TN Attorney General Slatery leading coalition of states demanding documents from opioid manufacturers

Tennessee Attorney General Herbert Slatery III speaks to attendees at a Pachyderm Club meeting on Oct. 26, 2015, in Chattanooga.
Tennessee Attorney General Herbert Slatery III speaks to attendees at a Pachyderm Club meeting on Oct. 26, 2015, in Chattanooga.

NASHVILLE - Tennessee Attorney General Herbert Slatery today announced a Tennessee-led bipartisan coalition of the nation's state attorney generals who are now demanding documents and other information from opioid manufacturers and distributors as part of multi-state investigations into the national painkiller epidemic.

The information will help the 41-member multi-state group to evaluate if manufacturers and distributors are engaged in unlawful practices in the marketing, sale and distribution of opioids.

"The opioid crisis impacts all of us, and is a threat to families in every community in Tennessee and across the country," Slatery said in a statement. "We will use all resources available to identify and hold accountable those parties responsible. There is too much at stake not to attack this problem from all sides."

Tennessee has one of the worst opioid problems in the nation, coming in at No. 2. The total places Tennessee second in the nation, behind only Alabama in prescriptions of the drugs, according to IMS Health data from 2015.

Tennessee ranks also No. 2 nationally in the share of opioid prescriptions per capita, according to IMS Health. Chattanooga, meanwhile, is a two-city tie with Jackson, Tenn., for No. 20 nationwide among the worst 25 cities in the nation for opioid prescription abuse, according to Castlight Health.

Just this week, the Tennessee Health Department announced that drug overdose deaths rose 12 percent between 2015 and 2016, the highest recorded number of deaths in state history.
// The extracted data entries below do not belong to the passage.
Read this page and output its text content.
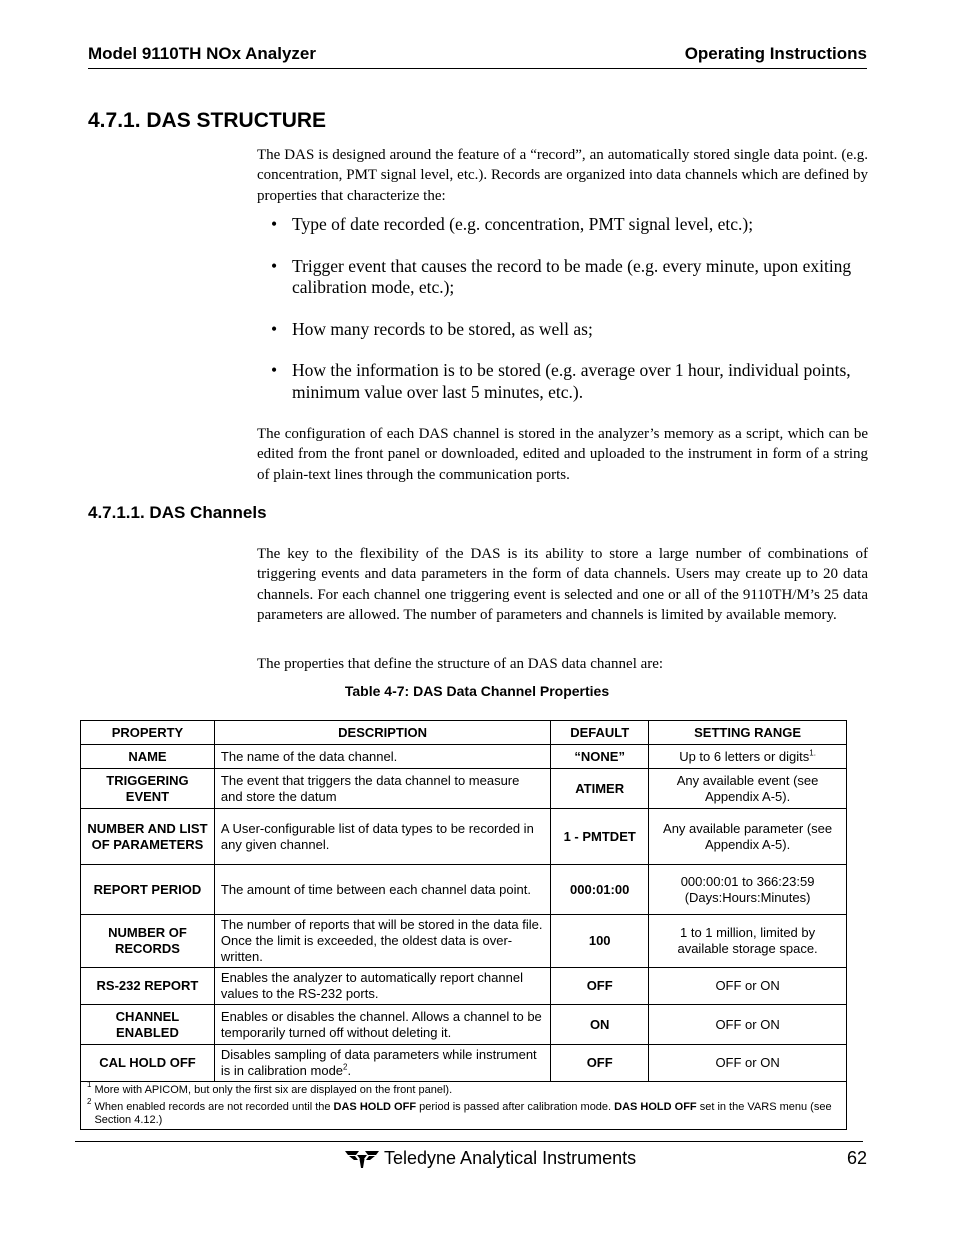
Model 9110TH NOx Analyzer	Operating Instructions
4.7.1. DAS STRUCTURE
The DAS is designed around the feature of a “record”, an automatically stored single data point. (e.g. concentration, PMT signal level, etc.). Records are organized into data channels which are defined by properties that characterize the:
• Type of date recorded (e.g. concentration, PMT signal level, etc.);
• Trigger event that causes the record to be made (e.g. every minute, upon exiting calibration mode, etc.);
• How many records to be stored, as well as;
• How the information is to be stored (e.g. average over 1 hour, individual points, minimum value over last 5 minutes, etc.).
The configuration of each DAS channel is stored in the analyzer’s memory as a script, which can be edited from the front panel or downloaded, edited and uploaded to the instrument in form of a string of plain-text lines through the communication ports.
4.7.1.1. DAS Channels
The key to the flexibility of the DAS is its ability to store a large number of combinations of triggering events and data parameters in the form of data channels. Users may create up to 20 data channels. For each channel one triggering event is selected and one or all of the 9110TH/M’s 25 data parameters are allowed. The number of parameters and channels is limited by available memory.
The properties that define the structure of an DAS data channel are:
Table 4-7: DAS Data Channel Properties
PROPERTY	DESCRIPTION	DEFAULT	SETTING RANGE
NAME	The name of the data channel.	“NONE”	Up to 6 letters or digits$^{1.}$
TRIGGERING EVENT	The event that triggers the data channel to measure and store the datum	ATIMER	Any available event (see Appendix A-5).
NUMBER AND LIST OF PARAMETERS	A User-configurable list of data types to be recorded in any given channel.	1 - PMTDET	Any available parameter (see Appendix A-5).
REPORT PERIOD	The amount of time between each channel data point.	000:01:00	000:00:01 to 366:23:59 (Days:Hours:Minutes)
NUMBER OF RECORDS	The number of reports that will be stored in the data file. Once the limit is exceeded, the oldest data is over-written.	100	1 to 1 million, limited by available storage space.
RS-232 REPORT	Enables the analyzer to automatically report channel values to the RS-232 ports.	OFF	OFF or ON
CHANNEL ENABLED	Enables or disables the channel. Allows a channel to be temporarily turned off without deleting it.	ON	OFF or ON
CAL HOLD OFF	Disables sampling of data parameters while instrument is in calibration mode$^2$.	OFF	OFF or ON

1 More with APICOM, but only the first six are displayed on the front panel).
2 When enabled records are not recorded until the DAS HOLD OFF period is passed after calibration mode. DAS HOLD OFF set in the VARS menu (see Section 4.12.)			
Teledyne Analytical Instruments	62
Officials say 1,631 Tennesseans died from drug overdoses in 2016.

Health officials are blaming Fentanyl, an opioid, for the increase.

According to Slatery's office, state attorney generals representing four fifths of the nation served investigative subpoenas for documents and information, also known as Civil Investigative Demands, on four drug manufacturers - Endo, Janssen, Teva/Cephalon and Allergan, along with their related entities.
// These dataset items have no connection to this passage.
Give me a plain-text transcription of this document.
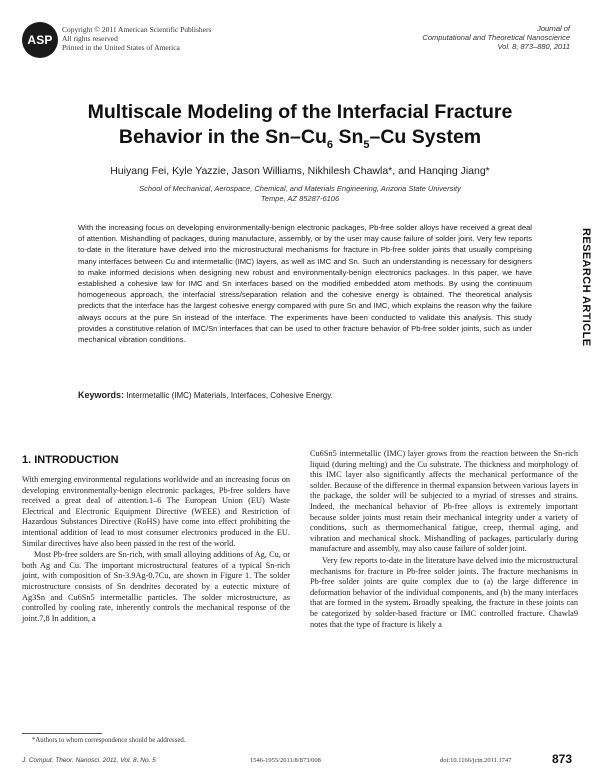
ASP
Copyright © 2011 American Scientific Publishers
All rights reserved
Printed in the United States of America
Journal of
Computational and Theoretical Nanoscience
Vol. 8, 873–880, 2011
Multiscale Modeling of the Interfacial Fracture
Behavior in the $Sn-Cu_6$ $Sn_5-Cu$ System
Huiyang Fei, Kyle Yazzie, Jason Williams, Nikhilesh Chawla*, and Hanqing Jiang*
School of Mechanical, Aerospace, Chemical, and Materials Engineering, Arizona State University
Tempe, AZ 85287-6106
With the increasing focus on developing environmentally-benign electronic packages, Pb-free solder alloys have received a great deal of attention. Mishandling of packages, during manufacture, assembly, or by the user may cause failure of solder joint. Very few reports to-date in the literature have delved into the microstructural mechanisms for fracture in Pb-free solder joints that usually comprising many interfaces between Cu and intermetallic (IMC) layers, as well as IMC and Sn. Such an understanding is necessary for designers to make informed decisions when designing new robust and environmentally-benign electronics packages. In this paper, we have established a cohesive law for IMC and Sn interfaces based on the modified embedded atom methods. By using the continuum homogeneous approach, the interfacial stress/separation relation and the cohesive energy is obtained. The theoretical analysis predicts that the interface has the largest cohesive energy compared with pure Sn and IMC, which explains the reason why the failure always occurs at the pure Sn instead of the interface. The experiments have been conducted to validate this analysis. This study provides a constitutive relation of IMC/Sn interfaces that can be used to other fracture behavior of Pb-free solder joints, such as under mechanical vibration conditions.
Keywords: Intermetallic (IMC) Materials, Interfaces, Cohesive Energy.
RESEARCH ARTICLE
1. INTRODUCTION

With emerging environmental regulations worldwide and an increasing focus on developing environmentally-benign electronic packages, Pb-free solders have received a great deal of attention.1–6 The European Union (EU) Waste Electrical and Electronic Equipment Directive (WEEE) and Restriction of Hazardous Substances Directive (RoHS) have come into effect prohibiting the intentional addition of lead to most consumer electronics produced in the EU. Similar directives have also been passed in the rest of the world.

Most Pb-free solders are Sn-rich, with small alloying additions of Ag, Cu, or both Ag and Cu. The important microstructural features of a typical Sn-rich joint, with composition of Sn-3.9Ag-0.7Cu, are shown in Figure 1. The solder microstructure consists of Sn dendrites decorated by a eutectic mixture of Ag3Sn and Cu6Sn5 intermetallic particles. The solder microstructure, as controlled by cooling rate, inherently controls the mechanical response of the joint.7,8 In addition, a

Cu6Sn5 intermetallic (IMC) layer grows from the reaction between the Sn-rich liquid (during melting) and the Cu substrate. The thickness and morphology of this IMC layer also significantly affects the mechanical performance of the solder. Because of the difference in thermal expansion between various layers in the package, the solder will be subjected to a myriad of stresses and strains. Indeed, the mechanical behavior of Pb-free alloys is extremely important because solder joints must retain their mechanical integrity under a variety of conditions, such as thermomechanical fatigue, creep, thermal aging, and vibration and mechanical shock. Mishandling of packages, particularly during manufacture and assembly, may also cause failure of solder joint.

Very few reports to-date in the literature have delved into the microstructural mechanisms for fracture in Pb-free solder joints. The fracture mechanisms in Pb-free solder joints are quite complex due to (a) the large difference in deformation behavior of the individual components, and (b) the many interfaces that are formed in the system. Broadly speaking, the fracture in these joints can be categorized by solder-based fracture or IMC controlled fracture. Chawla9 notes that the type of fracture is likely a

*Authors to whom correspondence should be addressed.
J. Comput. Theor. Nanosci. 2011, Vol. 8, No. 5	1546-1955/2011/8/873/008	doi:10.1166/jctn.2011.1747	873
Also served was a supplemental Civil Investigative Demand on Purdue Pharma.

The attorney generals also sent information "demand letters" to opioid distributors AmerisourceBergen, Cardinal Health, and McKesson requesting documents about their opioid distribution business.

Slatery's office says states intend to use the information "to determine what role the opioid manufacturers and distributors may have played in creating or prolonging this epidemic and determine the appropriate course of action to help resolve this crisis."

In June, three Northeast Tennessee prosecutors filed suit against drug manufacturers, charging they helped cause the state's epidemic through deceptive advertising that downplayed risks of addiction to painkillers.